Qui raconte le monde ? Sources coloniales et angles morts de l’histoire

Fascinant ! Je commence à lire un texte pour le cours Socio-géographie du développement, et ça s’inscrit directement dans la continuité du début du résumé de ma future conférence. Je fais notamment référence à cette idée : « on rappelle que les premiers Européens à avoir décrit les peuples autochtones n’étaient ni les premiers à les rencontrer ni les mieux placés pour en comprendre l’organisation. » Même Champlain, qui apparaît plus sympathique dans ses écrits, plus descriptif et plus empathique que Cartier, reste néanmoins animé par une mission précise — et rien d’autre. Une mission foncièrement capitaliste. 
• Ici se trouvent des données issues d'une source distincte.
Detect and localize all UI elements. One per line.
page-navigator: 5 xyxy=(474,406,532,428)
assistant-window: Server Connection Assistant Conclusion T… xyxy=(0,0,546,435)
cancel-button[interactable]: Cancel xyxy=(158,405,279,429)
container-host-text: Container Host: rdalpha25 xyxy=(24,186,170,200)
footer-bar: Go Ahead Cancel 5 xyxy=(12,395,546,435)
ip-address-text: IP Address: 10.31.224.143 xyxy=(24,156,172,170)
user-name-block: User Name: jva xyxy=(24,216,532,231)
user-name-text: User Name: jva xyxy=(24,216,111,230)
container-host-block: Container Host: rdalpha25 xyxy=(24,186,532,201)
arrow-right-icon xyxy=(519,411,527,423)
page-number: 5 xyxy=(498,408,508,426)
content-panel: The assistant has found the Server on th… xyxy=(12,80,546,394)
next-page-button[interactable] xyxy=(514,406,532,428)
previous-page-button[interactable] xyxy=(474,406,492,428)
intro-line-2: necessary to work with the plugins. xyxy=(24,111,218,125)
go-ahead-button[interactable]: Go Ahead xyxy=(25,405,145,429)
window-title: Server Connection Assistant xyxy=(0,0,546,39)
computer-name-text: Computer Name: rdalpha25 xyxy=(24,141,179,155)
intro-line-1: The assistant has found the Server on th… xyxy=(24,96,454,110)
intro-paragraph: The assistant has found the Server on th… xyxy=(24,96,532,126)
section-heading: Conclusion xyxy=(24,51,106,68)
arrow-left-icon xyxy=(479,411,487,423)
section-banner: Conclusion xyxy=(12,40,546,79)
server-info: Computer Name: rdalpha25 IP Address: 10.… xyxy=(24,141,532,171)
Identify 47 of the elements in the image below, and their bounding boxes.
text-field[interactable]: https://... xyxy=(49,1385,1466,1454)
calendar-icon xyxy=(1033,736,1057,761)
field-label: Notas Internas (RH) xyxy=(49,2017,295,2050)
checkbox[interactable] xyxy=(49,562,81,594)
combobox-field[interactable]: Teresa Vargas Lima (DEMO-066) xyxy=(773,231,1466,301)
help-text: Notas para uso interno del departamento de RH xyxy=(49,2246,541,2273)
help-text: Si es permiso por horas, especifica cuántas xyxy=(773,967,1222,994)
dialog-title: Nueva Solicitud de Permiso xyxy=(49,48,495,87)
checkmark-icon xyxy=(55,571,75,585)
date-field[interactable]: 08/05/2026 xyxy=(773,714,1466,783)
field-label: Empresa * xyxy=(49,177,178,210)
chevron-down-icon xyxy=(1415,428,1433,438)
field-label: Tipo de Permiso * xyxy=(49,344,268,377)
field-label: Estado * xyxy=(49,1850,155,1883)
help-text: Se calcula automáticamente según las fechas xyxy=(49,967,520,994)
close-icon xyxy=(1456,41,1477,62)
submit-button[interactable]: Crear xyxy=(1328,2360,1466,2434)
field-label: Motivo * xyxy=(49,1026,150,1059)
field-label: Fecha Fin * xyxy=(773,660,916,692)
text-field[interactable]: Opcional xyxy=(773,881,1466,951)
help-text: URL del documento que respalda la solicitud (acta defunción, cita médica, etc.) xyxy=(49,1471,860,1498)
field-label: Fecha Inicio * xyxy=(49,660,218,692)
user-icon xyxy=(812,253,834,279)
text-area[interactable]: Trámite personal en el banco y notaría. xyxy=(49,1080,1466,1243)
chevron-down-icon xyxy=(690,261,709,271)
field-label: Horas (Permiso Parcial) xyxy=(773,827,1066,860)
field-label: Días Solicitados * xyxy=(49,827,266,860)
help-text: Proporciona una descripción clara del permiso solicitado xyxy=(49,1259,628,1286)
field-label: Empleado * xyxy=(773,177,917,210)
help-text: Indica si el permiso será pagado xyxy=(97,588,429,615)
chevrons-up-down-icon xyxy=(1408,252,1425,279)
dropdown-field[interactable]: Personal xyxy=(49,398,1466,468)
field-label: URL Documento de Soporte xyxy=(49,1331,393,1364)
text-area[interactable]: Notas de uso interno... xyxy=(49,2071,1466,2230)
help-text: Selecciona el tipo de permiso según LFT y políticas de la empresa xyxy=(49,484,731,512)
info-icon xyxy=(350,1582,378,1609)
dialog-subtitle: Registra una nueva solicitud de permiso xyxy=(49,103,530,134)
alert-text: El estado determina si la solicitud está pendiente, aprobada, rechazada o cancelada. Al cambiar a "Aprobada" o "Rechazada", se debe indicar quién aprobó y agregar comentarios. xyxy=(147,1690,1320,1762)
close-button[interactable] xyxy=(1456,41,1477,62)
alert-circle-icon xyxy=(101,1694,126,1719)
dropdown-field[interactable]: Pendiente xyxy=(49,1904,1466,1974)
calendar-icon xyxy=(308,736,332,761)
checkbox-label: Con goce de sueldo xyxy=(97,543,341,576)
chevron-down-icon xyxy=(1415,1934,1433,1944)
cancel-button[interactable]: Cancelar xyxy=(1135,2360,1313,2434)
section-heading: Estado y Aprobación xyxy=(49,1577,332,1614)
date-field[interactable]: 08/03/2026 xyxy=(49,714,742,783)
Dans le texte d’Aníbal Quijano, on rappelle que : « L’idée de race est, sans aucun doute, l’instrument de domination sociale le plus efficace inventé ces 500 dernières années. Produit du tout début de la formation de l’Amérique et du capitalisme, lors du passage du XVe au XVIe siècle, elle a été imposée dans les siècles suivants sur toute la population de la planète, intégrée à la domination coloniale de l’Europe. La race a été imposée comme critère fondamental de classification sociale universelle de la population mondiale ; c’est autour d’elle qu’ont été distribuées les principales identités sociales et géoculturelles du monde à l’époque. » Il ajoute même : « Sur la notion de race s’est fondé l’eurocentrage du pouvoir mondial capitaliste et la distribution mondiale du travail et des échanges qui en découlent. »

C’est par ce biais culturel — profondément situé — que nous parvient l’histoire telle que nous la connaissons, malheureusement. Les seuls à avoir écrit, et dont il nous reste des traces, sont précisément ces Européens coloniaux. C’est pour cette raison que j’émets de sérieux doutes quant à leur capacité réelle à comprendre l’organisation des Premières Nations. Cela dit, ces récits demeurent des sources historiques importantes, faute de mieux. Heureusement, l’archéologie permet aujourd’hui de combler certains trous et de rééquilibrer le récit.

Tout ça pour dire que lorsque l’on lit ces vieilles sources — longtemps enseignées telles quelles aux baby-boomers, avec Cartier érigé en héros — il faut aujourd’hui prendre un immense recul critique et comprendre les filtres idéologiques qui se trouvaient devant les yeux de ces soi-disant « découvreurs » de l’Amérique.

Je rappelle tout cela parce que, si ça peut sembler évident pour certain·e·s, pour d’autres, on est encore dans le déni. Il suffit de lire les commentaires sous certaines de mes rubriques : « Sauvage ne se voulait pas une insulte, puisque étymologiquement le terme vient du latin silvestris, signifiant “de forêt”, “boisé”. » J’avoue avoir parfois le goût de répondre qu’à ce compte-là, le N-word ne serait qu’une mauvaise traduction d’une couleur en espagnol…

Non. Vraiment. Sauvage comme indien ne devraient plus être utilisés sans une explication claire, un contexte rigoureux, une mise en situation assumée. C’est le strict minimum que nous pouvons faire aujourd’hui. Et honnêtement, nous pouvons — et devons — faire beaucoup plus.

Référence

Quijano, A. (2007). « Race » et colonialité du pouvoir. Mouvements, 51, 110-119.